On using virtual circuits for GridFTP transfers

  • Authors:
  • Z. Liu;M. Veeraraghavan;Z. Yan;C. Tracy;J. Tie;I. Foster;J. Dennis;J. Hick;Y. Li;W. Yang

  • Affiliations:
  • University of Virginia (UVA), Charlottesville, VA;University of Virginia (UVA), Charlottesville, VA;University of Virginia (UVA), Charlottesville, VA;Energy Sciences Network (ESnet), Berkeley, CA;University of Chicago, Chicago, IL;University of Chicago, Chicago, IL and Argonne National Laboratory, Argonne, IL;National Center for Atmospheric Research (NCAR), Boulder, CO;National Energy Research Scientific Computing Center (NERSC), Berkeley, CA;SLAC National Accelerator Laboratory, Menlo Park, CA;SLAC National Accelerator Laboratory, Menlo Park, CA

  • Venue:
  • SC '12 Proceedings of the International Conference on High Performance Computing, Networking, Storage and Analysis
  • Year:
  • 2012

Quantified Score

Hi-index 0.00

Visualization

Abstract

The goal of this work is to characterize scientific data transfers and to determine the suitability of dynamic virtual circuit service for these transfers instead of the currently used IP-routed service. Specifically, logs collected by servers executing a commonly used scientific data transfer application, GridFTP, are obtained from three US super-computing/scientific research centers, NERSC, SLAC, and NCAR, and analyzed. Dynamic virtual circuit (VC) service, a relatively new offering from providers such as ESnet and Internet2, allows for the selection of a path on which a rate-guaranteed connection is established prior to data transfer. Given VC setup overhead, the first analysis of the GridFTP transfer logs characterizes the duration of sessions, where a session consists of multiple back-to-back transfers executed in batch mode between the same two GridFTP servers.
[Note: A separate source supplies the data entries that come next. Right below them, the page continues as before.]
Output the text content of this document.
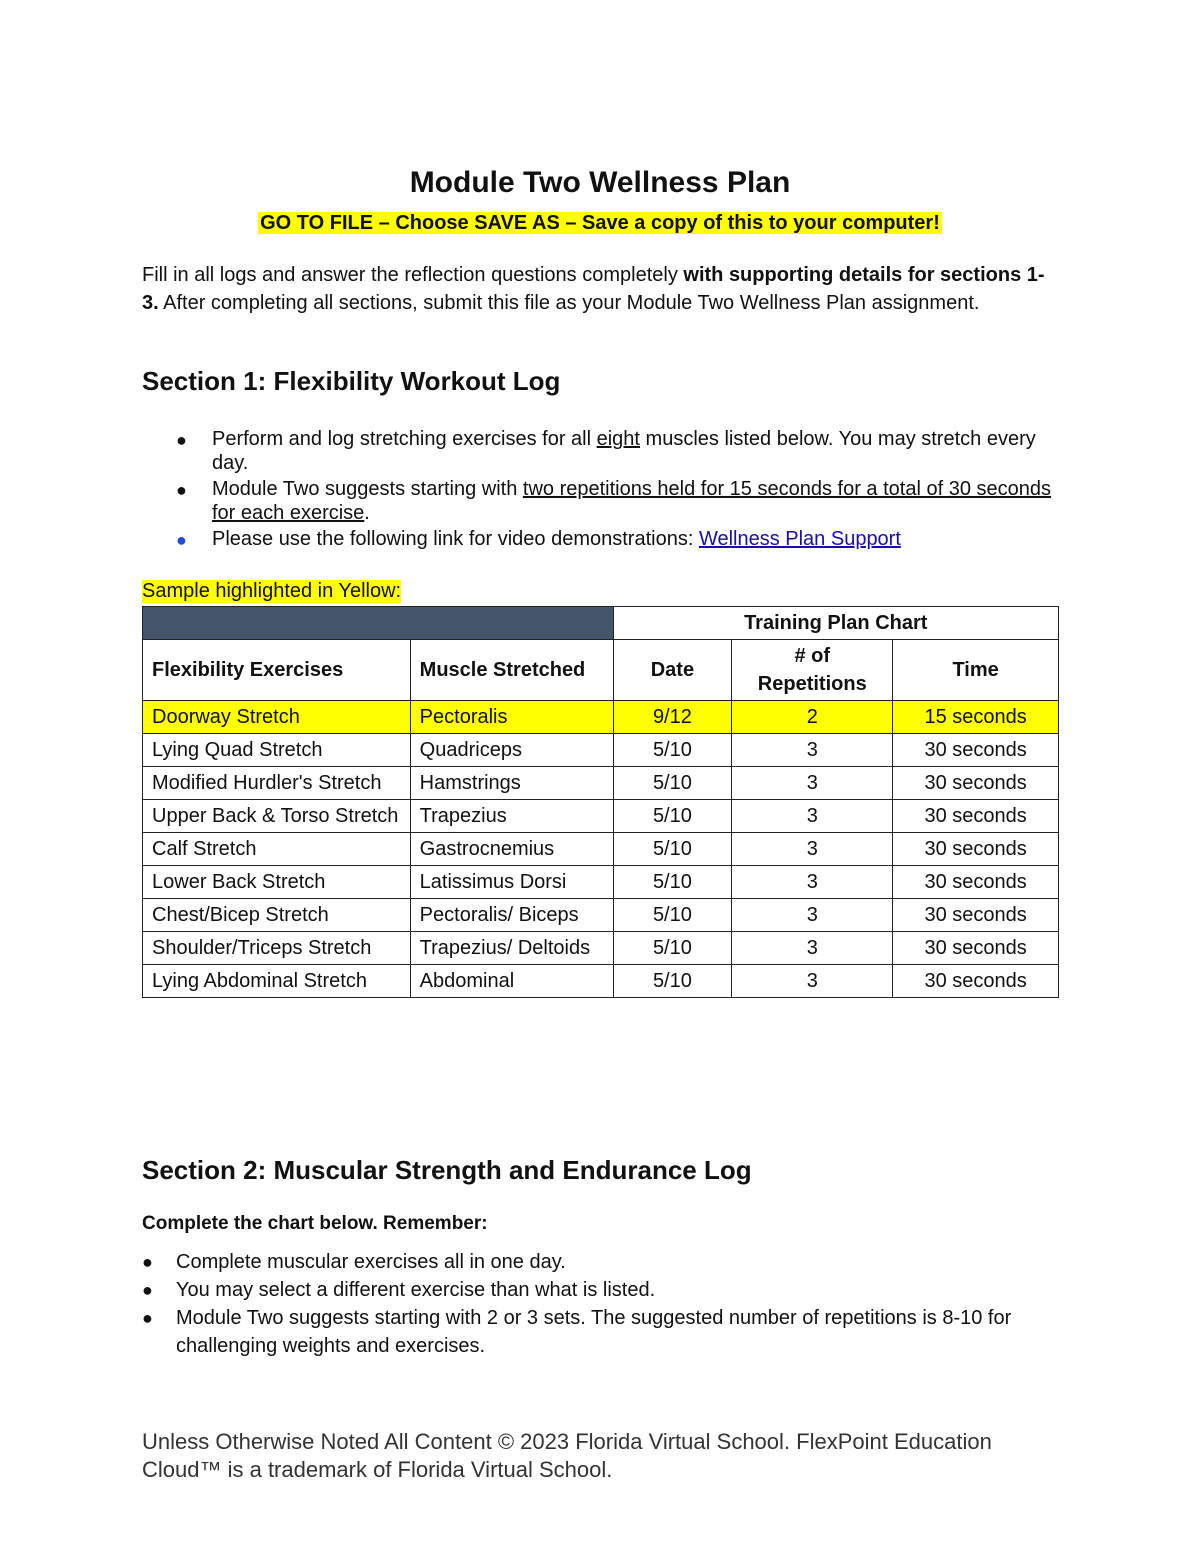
Module Two Wellness Plan
GO TO FILE – Choose SAVE AS – Save a copy of this to your computer!
Fill in all logs and answer the reflection questions completely with supporting details for sections 1-3. After completing all sections, submit this file as your Module Two Wellness Plan assignment.
Section 1: Flexibility Workout Log
● Perform and log stretching exercises for all eight muscles listed below. You may stretch every day.
● Module Two suggests starting with two repetitions held for 15 seconds for a total of 30 seconds for each exercise.
● Please use the following link for video demonstrations: Wellness Plan Support
Sample highlighted in Yellow:
		Training Plan Chart		
Flexibility Exercises	Muscle Stretched	Date	# of Repetitions	Time
Doorway Stretch	Pectoralis	9/12	2	15 seconds
Lying Quad Stretch	Quadriceps	5/10	3	30 seconds
Modified Hurdler's Stretch	Hamstrings	5/10	3	30 seconds
Upper Back & Torso Stretch	Trapezius	5/10	3	30 seconds
Calf Stretch	Gastrocnemius	5/10	3	30 seconds
Lower Back Stretch	Latissimus Dorsi	5/10	3	30 seconds
Chest/Bicep Stretch	Pectoralis/ Biceps	5/10	3	30 seconds
Shoulder/Triceps Stretch	Trapezius/ Deltoids	5/10	3	30 seconds
Lying Abdominal Stretch	Abdominal	5/10	3	30 seconds
Section 2: Muscular Strength and Endurance Log
Complete the chart below. Remember:
● Complete muscular exercises all in one day.
● You may select a different exercise than what is listed.
● Module Two suggests starting with 2 or 3 sets. The suggested number of repetitions is 8-10 for challenging weights and exercises.
Unless Otherwise Noted All Content © 2023 Florida Virtual School. FlexPoint Education Cloud™ is a trademark of Florida Virtual School.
Of the NCAR-NICS sessions analyzed, 56% of all sessions (90% of all transfers) would have been long enough to be served with dynamic VC service. An analysis of transfer logs across four paths, NCAR-NICS, SLAC-BNL, NERSC-ORNL and NERSC-ANL, shows significant throughput variance, where NICS, BNL, ORNL, and ANL are other US national laboratories. For example, on the NERSC-ORNL path, the inter-quartile range was 695 Mbps, with a maximum value of 3.64 Gbps and a minimum value of 758 Mbps. An analysis of the impact of various factors that are potential causes of this variance is also presented.